По позвоночнику росчерком тепло. Сперва осторожное, словно прикосновение ветерка, после – чуть теплее и больше. Как облако. Только внутри. Нежное. Ласковое облако.
Оно наполняет меня и греет. Кажется, оно мурчит. И мне не хочется назад. Я хочу вперёд. Вдохнуть ещё капельку этого тепла, ведь от него под пальцами искрится и, кажется, вспыхивает воздух.
В груди снова удар. Губы чертят по губам, ища подвох.
"Я соскочу. Только ещё немного…"
Вдох.
Нет ни слов. Нет ни мыслей. Только все растущий гул и такое приятное тепло. Оно появилось где-то внутри. Слишком внутри, чтобы понять от чего. Можно лишь чувствовать. И я хочу его почувствовать. Ведь я успею понять и соскочить. Я успею…
Под пальцами давно закончилась ткань куртки. Под пальцами искрятся мурашки. Каждая что-то мне шепчет. Что-то неслышное и дурманящее. Так же, как шепчут губы, и я прихватываю их снова и снова. Пробую их нежность. Пробую их услышать. Ведь я успею соскочить. Только пойму что именно они шепчут и почему от этого шёпота внутри расцветает теплое облако.
– Поцелуй меня, Совунчик… Ты же хочешь поцеловать… Так поцелуй…
Шепот.
Сквозь гул.
Куда-то глубже чем в грудь.
Прямиком в эпицентр тепла.
И от этого шёпота сердце ударяется громче. Так сильно, что меня толкает вперёд. Навстречу этому шёпоту. Ближе к шепчущим мне губам.
"Поцелуй… Всего один поцелуй… Я соскочу… Я успею соскочить до того, как все пущу под откос… Я успею."
И я целую. Целую, дурея от того, как под подушечками пальцев вспыхивают мурашки на шее Гели. Глохну от гула нервов и мышц. Вспыхивая от раздувающегося и наливающегося огнем облака.
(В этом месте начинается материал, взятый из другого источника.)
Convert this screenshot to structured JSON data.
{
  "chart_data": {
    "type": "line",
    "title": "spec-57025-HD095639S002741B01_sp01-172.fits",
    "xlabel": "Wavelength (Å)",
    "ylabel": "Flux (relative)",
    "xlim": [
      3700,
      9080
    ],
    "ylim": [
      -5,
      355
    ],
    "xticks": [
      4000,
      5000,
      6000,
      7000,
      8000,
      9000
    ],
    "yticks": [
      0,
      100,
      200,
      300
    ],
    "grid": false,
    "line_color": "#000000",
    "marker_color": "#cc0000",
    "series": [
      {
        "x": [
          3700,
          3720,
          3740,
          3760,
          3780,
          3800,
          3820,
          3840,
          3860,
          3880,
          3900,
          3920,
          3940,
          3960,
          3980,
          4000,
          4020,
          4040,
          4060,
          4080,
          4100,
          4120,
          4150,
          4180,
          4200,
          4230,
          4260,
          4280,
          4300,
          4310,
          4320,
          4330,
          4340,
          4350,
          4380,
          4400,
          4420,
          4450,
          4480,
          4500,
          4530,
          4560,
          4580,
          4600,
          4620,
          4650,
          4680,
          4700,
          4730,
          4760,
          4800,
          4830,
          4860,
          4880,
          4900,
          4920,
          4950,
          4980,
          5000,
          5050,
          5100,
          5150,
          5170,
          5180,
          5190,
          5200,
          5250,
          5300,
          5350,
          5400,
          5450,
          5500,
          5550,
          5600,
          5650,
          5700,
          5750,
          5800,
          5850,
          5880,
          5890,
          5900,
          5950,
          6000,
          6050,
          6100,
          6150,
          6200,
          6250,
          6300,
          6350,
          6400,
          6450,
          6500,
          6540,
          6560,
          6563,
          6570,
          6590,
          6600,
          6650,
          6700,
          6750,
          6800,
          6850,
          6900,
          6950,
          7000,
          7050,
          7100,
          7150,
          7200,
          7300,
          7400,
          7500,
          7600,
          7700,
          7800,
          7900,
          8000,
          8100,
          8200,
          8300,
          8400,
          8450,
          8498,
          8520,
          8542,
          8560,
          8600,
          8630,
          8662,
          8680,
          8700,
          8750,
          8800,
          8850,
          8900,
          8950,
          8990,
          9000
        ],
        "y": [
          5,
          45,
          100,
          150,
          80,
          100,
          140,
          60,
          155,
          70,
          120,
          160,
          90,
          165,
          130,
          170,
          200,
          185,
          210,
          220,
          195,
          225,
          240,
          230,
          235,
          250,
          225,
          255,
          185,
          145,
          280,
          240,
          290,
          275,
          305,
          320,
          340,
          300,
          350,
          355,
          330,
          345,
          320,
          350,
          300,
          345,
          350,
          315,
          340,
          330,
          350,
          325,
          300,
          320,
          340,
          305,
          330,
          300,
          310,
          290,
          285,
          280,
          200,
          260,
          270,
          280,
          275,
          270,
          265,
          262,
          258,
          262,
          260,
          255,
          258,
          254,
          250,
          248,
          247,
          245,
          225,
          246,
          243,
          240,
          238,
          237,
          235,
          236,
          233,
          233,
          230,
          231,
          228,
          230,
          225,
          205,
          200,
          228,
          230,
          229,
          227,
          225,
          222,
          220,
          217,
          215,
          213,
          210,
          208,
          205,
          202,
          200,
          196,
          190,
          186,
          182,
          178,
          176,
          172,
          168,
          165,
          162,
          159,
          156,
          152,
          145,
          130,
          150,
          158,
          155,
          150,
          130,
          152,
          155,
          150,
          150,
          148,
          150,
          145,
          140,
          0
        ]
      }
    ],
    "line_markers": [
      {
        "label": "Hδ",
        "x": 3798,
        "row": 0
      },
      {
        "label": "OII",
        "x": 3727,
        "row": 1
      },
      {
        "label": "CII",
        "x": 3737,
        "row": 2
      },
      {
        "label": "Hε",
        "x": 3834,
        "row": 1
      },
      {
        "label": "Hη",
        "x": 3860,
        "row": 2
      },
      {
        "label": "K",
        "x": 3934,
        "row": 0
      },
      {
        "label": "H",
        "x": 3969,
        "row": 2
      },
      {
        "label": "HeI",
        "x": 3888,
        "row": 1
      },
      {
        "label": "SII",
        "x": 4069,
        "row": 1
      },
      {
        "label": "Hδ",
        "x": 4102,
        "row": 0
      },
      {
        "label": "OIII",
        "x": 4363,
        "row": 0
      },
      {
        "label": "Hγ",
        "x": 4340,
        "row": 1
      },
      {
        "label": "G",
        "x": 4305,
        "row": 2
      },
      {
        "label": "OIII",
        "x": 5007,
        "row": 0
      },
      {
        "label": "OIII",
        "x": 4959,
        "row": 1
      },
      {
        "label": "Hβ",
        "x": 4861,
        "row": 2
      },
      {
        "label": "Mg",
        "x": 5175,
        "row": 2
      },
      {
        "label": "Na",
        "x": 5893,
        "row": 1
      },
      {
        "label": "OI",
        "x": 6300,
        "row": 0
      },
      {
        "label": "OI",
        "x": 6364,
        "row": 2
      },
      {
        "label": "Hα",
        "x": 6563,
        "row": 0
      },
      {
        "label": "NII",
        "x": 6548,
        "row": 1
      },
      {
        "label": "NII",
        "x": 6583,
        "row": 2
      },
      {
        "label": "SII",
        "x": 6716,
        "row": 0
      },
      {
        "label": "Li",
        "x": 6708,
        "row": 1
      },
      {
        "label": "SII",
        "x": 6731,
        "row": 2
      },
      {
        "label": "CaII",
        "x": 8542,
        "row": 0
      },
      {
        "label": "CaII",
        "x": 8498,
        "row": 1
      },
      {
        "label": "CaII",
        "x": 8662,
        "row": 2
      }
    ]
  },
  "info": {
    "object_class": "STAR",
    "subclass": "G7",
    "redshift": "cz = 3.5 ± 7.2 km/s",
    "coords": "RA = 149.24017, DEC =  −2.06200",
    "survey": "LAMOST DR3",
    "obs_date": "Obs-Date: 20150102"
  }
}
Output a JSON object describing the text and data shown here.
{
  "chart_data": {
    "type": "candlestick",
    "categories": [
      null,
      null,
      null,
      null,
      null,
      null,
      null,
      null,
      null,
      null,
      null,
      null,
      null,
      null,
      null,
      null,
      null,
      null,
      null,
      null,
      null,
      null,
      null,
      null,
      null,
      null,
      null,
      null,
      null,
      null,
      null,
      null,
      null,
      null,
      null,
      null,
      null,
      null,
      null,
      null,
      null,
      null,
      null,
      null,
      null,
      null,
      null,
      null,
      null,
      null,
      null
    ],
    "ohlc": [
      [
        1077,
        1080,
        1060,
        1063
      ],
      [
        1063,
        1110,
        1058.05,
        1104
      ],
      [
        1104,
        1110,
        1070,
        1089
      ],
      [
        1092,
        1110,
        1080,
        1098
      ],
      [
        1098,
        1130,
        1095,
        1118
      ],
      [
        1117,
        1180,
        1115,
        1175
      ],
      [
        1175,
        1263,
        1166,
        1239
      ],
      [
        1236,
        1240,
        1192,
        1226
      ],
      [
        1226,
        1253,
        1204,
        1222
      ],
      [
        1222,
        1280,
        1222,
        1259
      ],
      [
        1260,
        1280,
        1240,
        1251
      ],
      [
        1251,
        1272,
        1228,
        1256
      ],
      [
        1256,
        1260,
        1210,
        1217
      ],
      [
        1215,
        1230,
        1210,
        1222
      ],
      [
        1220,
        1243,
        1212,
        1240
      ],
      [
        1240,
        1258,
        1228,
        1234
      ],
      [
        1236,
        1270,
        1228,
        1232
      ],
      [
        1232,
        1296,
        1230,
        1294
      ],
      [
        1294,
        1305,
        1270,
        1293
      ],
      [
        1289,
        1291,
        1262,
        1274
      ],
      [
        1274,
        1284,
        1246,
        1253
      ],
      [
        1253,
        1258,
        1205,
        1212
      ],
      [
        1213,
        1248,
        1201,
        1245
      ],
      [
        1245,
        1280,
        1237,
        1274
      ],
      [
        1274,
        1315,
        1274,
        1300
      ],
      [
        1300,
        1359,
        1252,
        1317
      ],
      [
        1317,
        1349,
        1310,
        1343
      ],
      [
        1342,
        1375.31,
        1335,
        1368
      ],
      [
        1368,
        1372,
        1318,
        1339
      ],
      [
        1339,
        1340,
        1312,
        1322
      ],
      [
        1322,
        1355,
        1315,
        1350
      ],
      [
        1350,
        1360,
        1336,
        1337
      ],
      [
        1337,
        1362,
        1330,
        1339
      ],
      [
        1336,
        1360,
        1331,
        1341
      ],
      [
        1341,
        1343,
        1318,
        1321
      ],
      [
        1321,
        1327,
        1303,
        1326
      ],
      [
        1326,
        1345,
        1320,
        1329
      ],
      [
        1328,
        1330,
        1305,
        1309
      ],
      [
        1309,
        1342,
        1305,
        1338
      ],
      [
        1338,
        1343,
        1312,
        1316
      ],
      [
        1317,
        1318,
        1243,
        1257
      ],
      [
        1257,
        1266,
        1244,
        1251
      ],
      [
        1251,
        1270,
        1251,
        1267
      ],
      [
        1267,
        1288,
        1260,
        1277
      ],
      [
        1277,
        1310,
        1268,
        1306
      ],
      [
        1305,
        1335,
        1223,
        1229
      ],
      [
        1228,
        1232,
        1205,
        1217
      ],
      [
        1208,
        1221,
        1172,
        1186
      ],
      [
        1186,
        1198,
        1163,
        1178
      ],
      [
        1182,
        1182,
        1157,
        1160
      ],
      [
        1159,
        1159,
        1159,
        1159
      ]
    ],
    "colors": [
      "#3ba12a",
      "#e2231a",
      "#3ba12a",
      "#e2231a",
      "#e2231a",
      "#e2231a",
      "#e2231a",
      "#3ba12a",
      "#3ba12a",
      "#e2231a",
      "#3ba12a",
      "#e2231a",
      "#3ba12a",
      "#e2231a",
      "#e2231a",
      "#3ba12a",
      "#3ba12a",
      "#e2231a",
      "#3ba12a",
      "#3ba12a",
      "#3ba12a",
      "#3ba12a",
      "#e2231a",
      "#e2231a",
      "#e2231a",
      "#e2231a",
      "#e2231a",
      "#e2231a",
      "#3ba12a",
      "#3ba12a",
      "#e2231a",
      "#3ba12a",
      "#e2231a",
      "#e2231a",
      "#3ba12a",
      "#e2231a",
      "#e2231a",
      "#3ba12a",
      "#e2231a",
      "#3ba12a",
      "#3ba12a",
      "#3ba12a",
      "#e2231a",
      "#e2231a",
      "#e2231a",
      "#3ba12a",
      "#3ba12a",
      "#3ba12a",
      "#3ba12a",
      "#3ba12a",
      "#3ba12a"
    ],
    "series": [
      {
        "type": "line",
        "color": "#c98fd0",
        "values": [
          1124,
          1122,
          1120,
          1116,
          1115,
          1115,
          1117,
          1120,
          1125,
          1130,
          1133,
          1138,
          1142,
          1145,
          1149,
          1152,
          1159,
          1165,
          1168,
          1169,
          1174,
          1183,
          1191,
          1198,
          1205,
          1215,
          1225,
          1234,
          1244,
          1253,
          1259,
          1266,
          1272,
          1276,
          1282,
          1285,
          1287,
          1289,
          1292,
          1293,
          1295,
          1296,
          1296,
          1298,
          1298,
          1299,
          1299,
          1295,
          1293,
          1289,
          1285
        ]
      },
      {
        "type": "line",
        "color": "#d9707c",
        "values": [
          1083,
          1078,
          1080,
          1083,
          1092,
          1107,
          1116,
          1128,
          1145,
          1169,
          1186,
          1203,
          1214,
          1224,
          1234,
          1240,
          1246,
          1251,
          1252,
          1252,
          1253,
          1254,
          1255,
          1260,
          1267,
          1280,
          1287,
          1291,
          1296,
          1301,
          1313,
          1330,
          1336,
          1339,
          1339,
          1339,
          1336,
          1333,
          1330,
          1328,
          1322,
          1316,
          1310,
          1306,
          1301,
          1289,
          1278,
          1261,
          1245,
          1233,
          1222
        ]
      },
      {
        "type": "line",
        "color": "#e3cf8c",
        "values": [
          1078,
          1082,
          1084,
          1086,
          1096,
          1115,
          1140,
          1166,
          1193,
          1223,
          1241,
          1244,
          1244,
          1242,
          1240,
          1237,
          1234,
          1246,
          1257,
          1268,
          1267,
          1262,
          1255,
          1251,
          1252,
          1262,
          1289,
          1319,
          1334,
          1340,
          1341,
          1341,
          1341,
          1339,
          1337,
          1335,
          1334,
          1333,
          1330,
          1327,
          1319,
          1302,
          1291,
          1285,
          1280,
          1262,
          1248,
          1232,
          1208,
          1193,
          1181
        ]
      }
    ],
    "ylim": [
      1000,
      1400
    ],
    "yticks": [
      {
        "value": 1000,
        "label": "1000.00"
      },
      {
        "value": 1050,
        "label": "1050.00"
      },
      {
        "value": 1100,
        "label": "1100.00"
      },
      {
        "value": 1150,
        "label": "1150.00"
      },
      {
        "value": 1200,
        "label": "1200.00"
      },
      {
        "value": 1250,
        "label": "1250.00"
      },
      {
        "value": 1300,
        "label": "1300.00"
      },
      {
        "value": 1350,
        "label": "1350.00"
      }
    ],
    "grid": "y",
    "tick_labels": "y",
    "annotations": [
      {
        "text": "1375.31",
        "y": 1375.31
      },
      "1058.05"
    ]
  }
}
И оно шпарит сильнее, раздуваясь под кожей так, что мне становится мало чувствовать мурашки кончиками пальцев, а губам уже не хватает того мгновения, которое я им отвел. Оглушающий удар сердца и голодное, урчащее:
"Поцелуй! Да! Поцелуй! Ещё поцелуй!"
Мой жадный вдох. Следом такой же вдох Гели.
Пьяная поволока в ее серо-зеленых глазах и еле слышное, но такое дурманящее:
– Ещё, Совунчик…
Приоткрытые губы.
"Хочу."
Трепещущие ресницы.
"Хочу!"
И ревущее пламя внутри:
"Ещё? Да! Ещё! Ещё! Ещё!!!"
Снова целую.
Нет, не целую.
Я пью ее губы. Уже без оглядки на то, что сорвался. Наплевав, что перешагнул ту грань, за которой уже не получится остановиться и захочется только большего. Ведь я хочу этого большего. Да хочу! Пусть будет это большее, а с филофобией что-нибудь придумаю. Как-нибудь вылечусь, чтобы она не порушила все к чертям, а я смог снова и снова целовать эти пьяные губы. Чтобы мог вдыхать их тепло, от которого внутри рвутся нервы и мышцы.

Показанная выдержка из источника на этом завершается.